3 Common Legal Issues for Companies and How to Avoid Them

by Olufisayo
Common Legal Issues

Legal problems can be costly and time-consuming for companies to deal with. Unfortunately, however, often they are an unavoidable part of running a business. It is therefore important to be aware of any common legal issues corporations face, so you can handle them in the best way possible. Here are just a few it is worthwhile to be familiar with.

Operating an Unregistered Business

In general, it is a legal requirement in most countries for any company operating there to be registered with the national government. This is so the company can be monitored from a legal and taxational perspective.

Ignoring these laws is therefore a common way businesses can knowingly or unknowingly break the law. Similarly, certain areas of business, such as in the sale of restricted or imported goods, require specific licenses required to operate in.

Consequently, businesses can find themselves in legal trouble, if they fail to secure proper licenses or permits from the government. However, countries and regions vary in regards to their laws controlling business registration and licensing.

Canada, specifically, allows for companies to not be registered with their respective province if the business owner is the sole proprietor. You should therefore check your region’s laws in regards to this, to ensure your company is not infracting on any applicable laws.

Wrongful Termination

Once you have run a business for a long enough time, it is likely at some stage you will hire someone that is not suitable for the position. It may be the case that they have misrepresented their experience and expertise on their resumé and in interviews, or that they are not pulling their weight in terms of work.

In the worst-case scenarios, you may be dealing with individuals who have behaved in a discriminatory or inappropriate manner. If you do ultimately decide to dismiss an individual from their job, it is important you are aware of your region’s laws concerning employee dismissal.

Wrongful termination lawsuits can be costly and also potentially damage your company’s reputation, so avoiding them should be a priority for every business owner.

Fortunately, there is plenty you can do to reduce your likelihood of being sued in this area. First, make sure that the terms of conduct for employees are made explicitly clear to them prior to their hiring.

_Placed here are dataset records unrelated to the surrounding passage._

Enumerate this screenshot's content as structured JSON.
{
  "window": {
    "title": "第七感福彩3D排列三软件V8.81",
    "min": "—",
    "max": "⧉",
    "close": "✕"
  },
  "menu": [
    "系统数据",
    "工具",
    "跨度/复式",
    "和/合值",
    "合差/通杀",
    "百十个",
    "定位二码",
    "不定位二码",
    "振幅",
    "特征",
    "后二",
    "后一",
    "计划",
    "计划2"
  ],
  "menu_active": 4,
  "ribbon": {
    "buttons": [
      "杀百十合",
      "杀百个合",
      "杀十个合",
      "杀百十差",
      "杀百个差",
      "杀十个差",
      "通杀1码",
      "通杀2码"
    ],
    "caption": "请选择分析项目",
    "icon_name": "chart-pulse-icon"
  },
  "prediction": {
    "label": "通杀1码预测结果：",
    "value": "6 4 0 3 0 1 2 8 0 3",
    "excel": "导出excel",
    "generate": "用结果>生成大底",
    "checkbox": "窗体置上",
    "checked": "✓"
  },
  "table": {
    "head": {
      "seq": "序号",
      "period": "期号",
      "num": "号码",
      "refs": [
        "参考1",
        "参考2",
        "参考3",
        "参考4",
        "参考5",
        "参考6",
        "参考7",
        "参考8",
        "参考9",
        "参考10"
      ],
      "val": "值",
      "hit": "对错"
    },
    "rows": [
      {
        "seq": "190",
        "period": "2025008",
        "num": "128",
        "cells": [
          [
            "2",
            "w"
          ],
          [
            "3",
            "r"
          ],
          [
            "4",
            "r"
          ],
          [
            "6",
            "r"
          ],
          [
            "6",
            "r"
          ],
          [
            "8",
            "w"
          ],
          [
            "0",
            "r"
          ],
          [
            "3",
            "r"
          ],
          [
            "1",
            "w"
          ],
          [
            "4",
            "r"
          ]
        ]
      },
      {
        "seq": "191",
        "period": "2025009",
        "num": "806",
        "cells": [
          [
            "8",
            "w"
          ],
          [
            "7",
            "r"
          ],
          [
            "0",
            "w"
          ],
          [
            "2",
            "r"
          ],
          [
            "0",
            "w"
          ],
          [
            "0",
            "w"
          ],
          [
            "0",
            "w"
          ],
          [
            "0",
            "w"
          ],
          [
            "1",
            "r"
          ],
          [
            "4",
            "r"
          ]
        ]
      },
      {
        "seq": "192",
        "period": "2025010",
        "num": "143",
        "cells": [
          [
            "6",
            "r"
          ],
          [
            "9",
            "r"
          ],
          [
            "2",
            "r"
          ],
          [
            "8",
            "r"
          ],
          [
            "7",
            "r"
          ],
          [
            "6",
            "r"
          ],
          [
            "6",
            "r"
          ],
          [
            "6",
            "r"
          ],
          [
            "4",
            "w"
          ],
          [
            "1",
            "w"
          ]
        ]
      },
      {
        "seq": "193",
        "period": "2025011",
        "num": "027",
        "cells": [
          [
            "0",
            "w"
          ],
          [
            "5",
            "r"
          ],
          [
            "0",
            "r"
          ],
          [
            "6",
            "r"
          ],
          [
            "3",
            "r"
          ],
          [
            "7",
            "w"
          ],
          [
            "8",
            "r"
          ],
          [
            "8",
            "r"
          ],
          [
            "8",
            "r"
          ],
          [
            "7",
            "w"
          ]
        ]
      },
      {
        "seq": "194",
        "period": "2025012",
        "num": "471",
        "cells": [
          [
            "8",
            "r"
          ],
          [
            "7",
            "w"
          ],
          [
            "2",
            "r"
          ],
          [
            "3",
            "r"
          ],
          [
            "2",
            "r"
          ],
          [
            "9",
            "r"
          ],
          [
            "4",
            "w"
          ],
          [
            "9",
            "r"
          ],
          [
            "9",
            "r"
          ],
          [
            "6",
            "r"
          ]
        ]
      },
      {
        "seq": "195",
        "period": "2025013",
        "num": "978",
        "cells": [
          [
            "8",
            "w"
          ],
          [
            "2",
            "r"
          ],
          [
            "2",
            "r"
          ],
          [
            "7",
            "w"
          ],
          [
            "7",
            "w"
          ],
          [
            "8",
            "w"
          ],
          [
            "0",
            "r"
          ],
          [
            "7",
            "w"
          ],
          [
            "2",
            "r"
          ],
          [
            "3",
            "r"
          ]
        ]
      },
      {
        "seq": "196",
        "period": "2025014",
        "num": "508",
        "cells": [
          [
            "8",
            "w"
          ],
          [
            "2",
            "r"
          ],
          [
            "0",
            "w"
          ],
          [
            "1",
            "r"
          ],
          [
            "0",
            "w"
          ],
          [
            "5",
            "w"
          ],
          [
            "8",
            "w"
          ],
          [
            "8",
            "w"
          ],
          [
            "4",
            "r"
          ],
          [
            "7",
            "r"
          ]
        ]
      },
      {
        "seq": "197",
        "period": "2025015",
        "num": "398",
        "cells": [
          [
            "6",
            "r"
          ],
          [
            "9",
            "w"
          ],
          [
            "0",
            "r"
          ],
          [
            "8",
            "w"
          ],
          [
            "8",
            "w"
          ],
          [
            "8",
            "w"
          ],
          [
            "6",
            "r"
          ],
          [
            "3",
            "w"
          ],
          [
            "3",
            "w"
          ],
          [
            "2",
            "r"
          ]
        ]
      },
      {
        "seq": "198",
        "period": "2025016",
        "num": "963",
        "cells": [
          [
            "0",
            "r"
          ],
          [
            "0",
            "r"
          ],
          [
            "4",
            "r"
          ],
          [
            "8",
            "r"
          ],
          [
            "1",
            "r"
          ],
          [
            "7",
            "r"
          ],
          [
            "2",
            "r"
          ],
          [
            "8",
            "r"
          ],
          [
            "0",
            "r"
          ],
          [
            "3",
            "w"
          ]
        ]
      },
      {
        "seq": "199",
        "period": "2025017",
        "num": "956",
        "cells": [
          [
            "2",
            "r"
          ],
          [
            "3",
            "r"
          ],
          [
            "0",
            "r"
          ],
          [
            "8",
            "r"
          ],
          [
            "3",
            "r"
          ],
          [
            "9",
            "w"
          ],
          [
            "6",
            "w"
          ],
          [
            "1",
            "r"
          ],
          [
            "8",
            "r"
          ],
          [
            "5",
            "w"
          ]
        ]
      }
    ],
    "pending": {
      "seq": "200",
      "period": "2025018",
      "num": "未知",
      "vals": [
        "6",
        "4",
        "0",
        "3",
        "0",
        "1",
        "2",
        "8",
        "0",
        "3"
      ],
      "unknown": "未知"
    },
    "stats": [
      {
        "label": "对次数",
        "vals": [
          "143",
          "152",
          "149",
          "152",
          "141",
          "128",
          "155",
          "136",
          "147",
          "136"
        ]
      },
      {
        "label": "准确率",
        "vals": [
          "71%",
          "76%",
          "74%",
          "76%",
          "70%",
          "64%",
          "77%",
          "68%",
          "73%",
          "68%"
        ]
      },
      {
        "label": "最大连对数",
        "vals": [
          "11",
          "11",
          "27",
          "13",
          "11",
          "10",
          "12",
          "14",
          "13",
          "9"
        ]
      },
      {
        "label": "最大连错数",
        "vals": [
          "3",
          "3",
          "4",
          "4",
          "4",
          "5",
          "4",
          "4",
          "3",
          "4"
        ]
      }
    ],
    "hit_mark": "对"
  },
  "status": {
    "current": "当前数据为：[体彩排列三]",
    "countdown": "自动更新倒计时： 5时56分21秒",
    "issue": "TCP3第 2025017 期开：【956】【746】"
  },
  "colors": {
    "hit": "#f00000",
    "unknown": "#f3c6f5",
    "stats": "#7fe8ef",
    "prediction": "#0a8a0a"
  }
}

Second, make sure you keep a record of all disciplinary action you take, so you have sufficient evidence to prove your dismissal wasn’t the result of malpractice. Finally, consider consulting with a lawyer specializing in corporate law, such as Mr. Gibbs, to ensure that your employee termination is not in violation of any specific employee rights laws.

Data Protection

Legal regulations applicable to businesses are always changing, and it is therefore important that companies continuously update their practices in accordance with any new laws.

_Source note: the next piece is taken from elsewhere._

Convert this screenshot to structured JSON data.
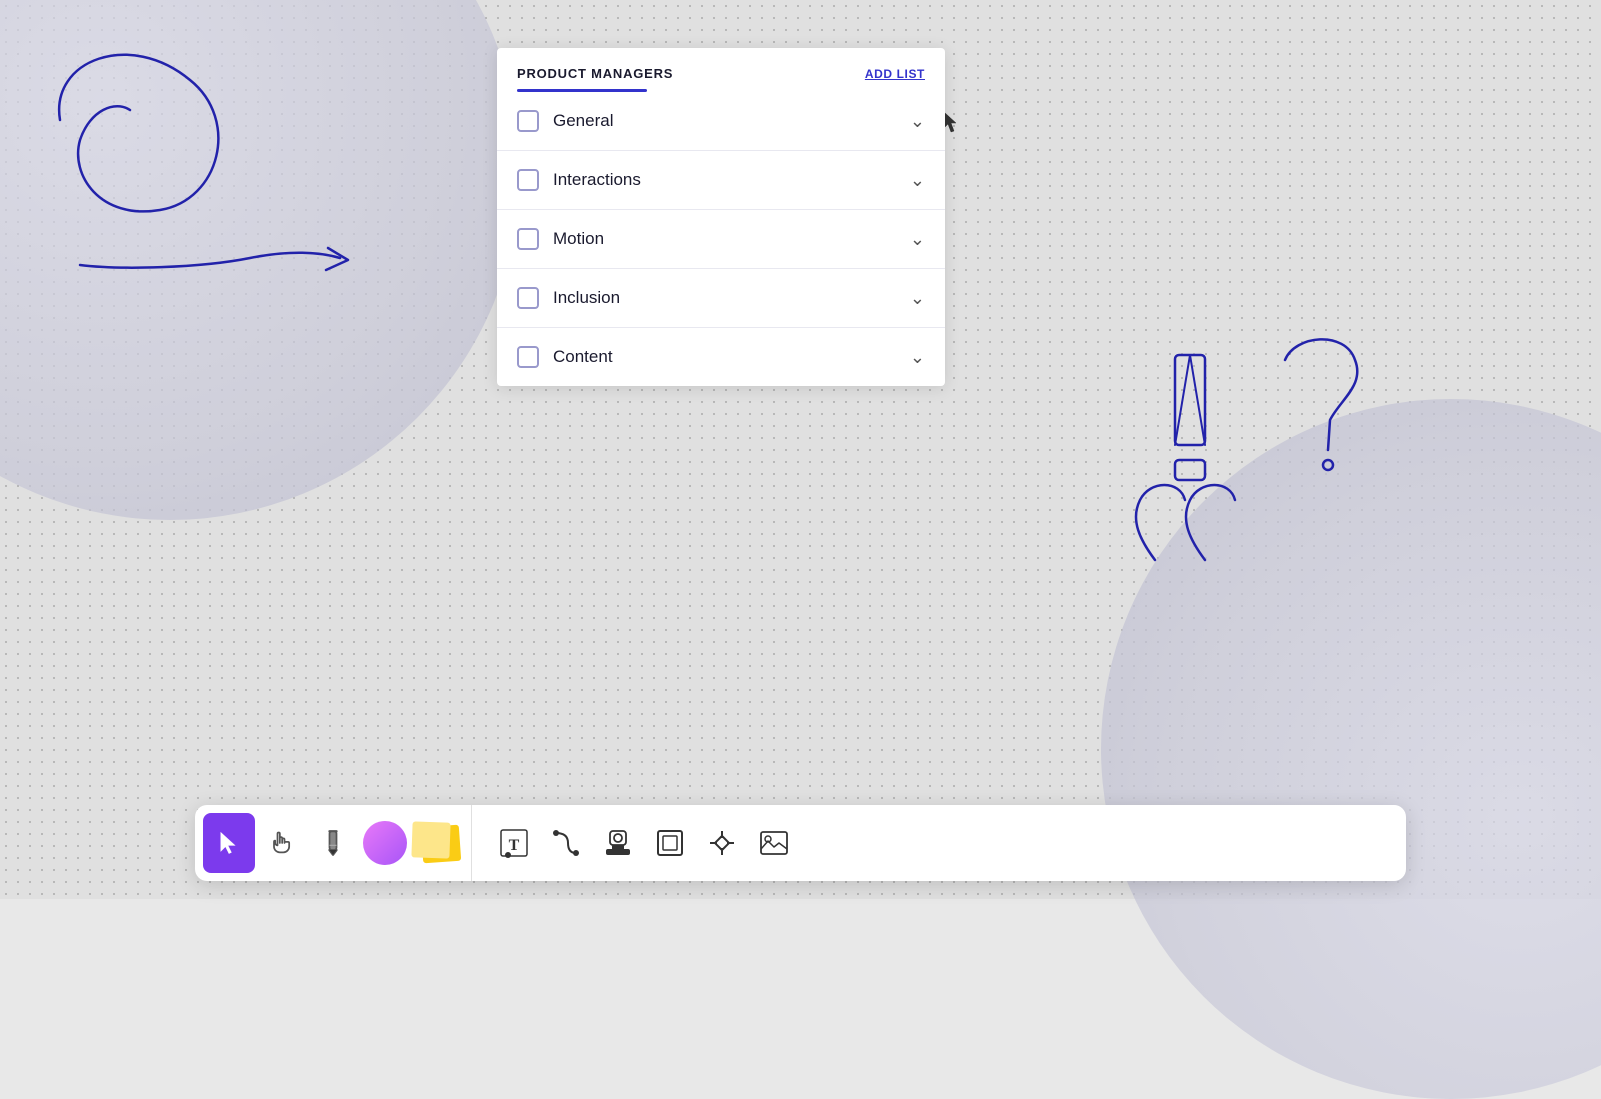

In particular, many countries, including Canada and countries part of the European Union, are introducing laws regarding the processing, handling, and storage of personal data. The vast majority of companies will collect some sort of personal data, whether it be sales records or customer information.

It is therefore important that any data you collect is recorded and managed in accordance with any relevant legislation. This normally means getting consent prior to taking and using an individual’s personal data, as well as not supplying their data to third parties without authorization.